Turkey has new law on asylum, but sets limits for non-Europeans
By Jonathon Burch
ANKARA | Fri Apr 12, 2013 2:03pm EDT
(Reuters) - Turkey passed a long-awaited asylum law on Friday that will enhance protection for people seeking refuge, but retained restrictions on applications from those from outside Europe.
Turkey's position as a bridge from Asia to Europe, as well as its wealth compared with neighboring states, has long made it both a destination and a transit point for migrants from the Middle East and as far afield as Africa and South Asia.
But Turkey, a candidate to join the EU, has long been under international pressure to regulate its asylum laws, demands that have mounted in the past two years with the arrival of some 400,000 refugees fleeing civil war in neighboring Syria.
The new legislation, which was signed into law by Turkey's president on Friday after being passed by parliament the previous day, provides the first legal framework for the protection of asylum seekers and refugees in Turkey.
The law now grants full refugee status to those coming to Turkey from Europe, and provides for the establishment of a new civilian body to oversee refugee applications, a process currently handled by the police, who are often untrained.
The U.N. refugee agency (UNHCR), said it had "supported" the drafting process and welcomed the law as an "important advancement for international protection", while the EU said it was a "clear commitment to build an effective migration management system in line with EU and international standards".
However, the new law stops short of lifting a geographical limitation widely criticized by rights groups. People arriving in Turkey "as a result of events from outside European countries" will only be given "conditional refugee" status.
While Turkey is one of the original signatories to the 1951 Geneva Convention Relating to the Status of Refugees, it is one of only a small number of countries to maintain a limitation on where it will accept them from.
Apart from a wave of refugees fleeing the wars in the former Yugoslavia and the Kosovo conflict in the 1990s, it is thought the numbers seeking asylum in Turkey from Europe have been very small in recent years.
Lifting its geographical limitation on asylum is a major condition for Turkey to join the European Union.

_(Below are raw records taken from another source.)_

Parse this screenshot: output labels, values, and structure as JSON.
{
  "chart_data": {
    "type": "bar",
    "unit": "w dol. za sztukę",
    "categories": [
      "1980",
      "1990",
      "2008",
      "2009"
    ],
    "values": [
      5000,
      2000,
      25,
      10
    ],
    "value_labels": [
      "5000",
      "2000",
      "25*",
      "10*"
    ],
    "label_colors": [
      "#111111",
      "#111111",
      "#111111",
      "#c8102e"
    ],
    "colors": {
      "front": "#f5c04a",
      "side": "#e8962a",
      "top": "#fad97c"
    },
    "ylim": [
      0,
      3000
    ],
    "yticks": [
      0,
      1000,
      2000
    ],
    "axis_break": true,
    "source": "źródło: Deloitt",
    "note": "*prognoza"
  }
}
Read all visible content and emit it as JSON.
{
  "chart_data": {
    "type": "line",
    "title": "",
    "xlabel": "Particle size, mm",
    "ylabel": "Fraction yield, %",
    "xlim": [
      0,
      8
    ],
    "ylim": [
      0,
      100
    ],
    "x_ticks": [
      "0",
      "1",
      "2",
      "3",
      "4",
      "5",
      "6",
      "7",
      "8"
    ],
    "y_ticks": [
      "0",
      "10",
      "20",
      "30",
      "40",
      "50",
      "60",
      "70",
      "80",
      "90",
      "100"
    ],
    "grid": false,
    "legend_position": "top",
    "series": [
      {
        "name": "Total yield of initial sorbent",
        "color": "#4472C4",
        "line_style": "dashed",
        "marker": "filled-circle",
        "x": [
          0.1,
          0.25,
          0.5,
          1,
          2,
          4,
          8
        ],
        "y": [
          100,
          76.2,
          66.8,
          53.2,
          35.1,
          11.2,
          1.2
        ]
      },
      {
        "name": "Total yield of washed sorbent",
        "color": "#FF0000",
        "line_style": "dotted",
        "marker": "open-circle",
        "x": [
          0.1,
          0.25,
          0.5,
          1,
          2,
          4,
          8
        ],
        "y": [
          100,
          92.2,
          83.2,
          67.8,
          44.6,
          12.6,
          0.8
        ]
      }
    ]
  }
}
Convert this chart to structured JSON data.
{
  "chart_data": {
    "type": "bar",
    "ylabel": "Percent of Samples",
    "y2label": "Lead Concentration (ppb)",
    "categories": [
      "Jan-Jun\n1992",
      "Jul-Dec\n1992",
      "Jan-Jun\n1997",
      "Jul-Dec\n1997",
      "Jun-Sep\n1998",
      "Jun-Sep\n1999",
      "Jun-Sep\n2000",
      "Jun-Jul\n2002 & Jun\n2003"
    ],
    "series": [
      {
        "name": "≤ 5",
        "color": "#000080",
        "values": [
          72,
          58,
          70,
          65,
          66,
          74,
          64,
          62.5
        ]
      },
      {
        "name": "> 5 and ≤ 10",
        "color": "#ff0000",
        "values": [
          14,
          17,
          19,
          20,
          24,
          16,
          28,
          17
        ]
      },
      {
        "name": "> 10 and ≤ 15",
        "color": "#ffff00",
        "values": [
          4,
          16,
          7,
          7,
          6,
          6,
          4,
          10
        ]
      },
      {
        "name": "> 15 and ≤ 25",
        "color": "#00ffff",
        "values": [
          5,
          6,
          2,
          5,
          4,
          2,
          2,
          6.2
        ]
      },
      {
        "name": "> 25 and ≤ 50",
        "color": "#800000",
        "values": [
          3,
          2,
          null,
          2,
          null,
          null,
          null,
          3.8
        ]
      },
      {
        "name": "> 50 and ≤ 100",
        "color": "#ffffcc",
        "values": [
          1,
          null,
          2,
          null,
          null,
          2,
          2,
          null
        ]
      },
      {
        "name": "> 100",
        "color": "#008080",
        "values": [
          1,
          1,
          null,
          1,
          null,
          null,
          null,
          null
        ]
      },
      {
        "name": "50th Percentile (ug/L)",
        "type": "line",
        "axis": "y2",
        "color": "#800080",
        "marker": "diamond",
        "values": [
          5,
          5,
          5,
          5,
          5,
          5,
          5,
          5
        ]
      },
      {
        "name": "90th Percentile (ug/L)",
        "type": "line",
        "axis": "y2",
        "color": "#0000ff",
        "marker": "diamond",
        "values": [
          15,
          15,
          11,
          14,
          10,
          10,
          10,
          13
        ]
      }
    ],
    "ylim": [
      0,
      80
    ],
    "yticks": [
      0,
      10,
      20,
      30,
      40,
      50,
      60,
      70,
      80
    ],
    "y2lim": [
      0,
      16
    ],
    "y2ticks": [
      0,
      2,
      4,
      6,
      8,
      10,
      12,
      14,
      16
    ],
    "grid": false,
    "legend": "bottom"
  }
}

Ankara has been in formal accession talks with the bloc since 2005, but those negotiations have stalled.
Rights groups have criticized the limitation because it leaves non-European refugees in a legal limbo while they wait to be settled in a third country by the UNHCR, which can often take many years.
With most of the attention on the tens of thousands of Syrians flowing into Turkey over the past two years, the growing number of refugees from other countries, particularly Afghanistan, often goes unreported.
While the numbers are much lower than those arriving from Syria, asylum applications from other countries in Turkey rose by 50 percent between June 2011 and June 2012, the UNHCR says.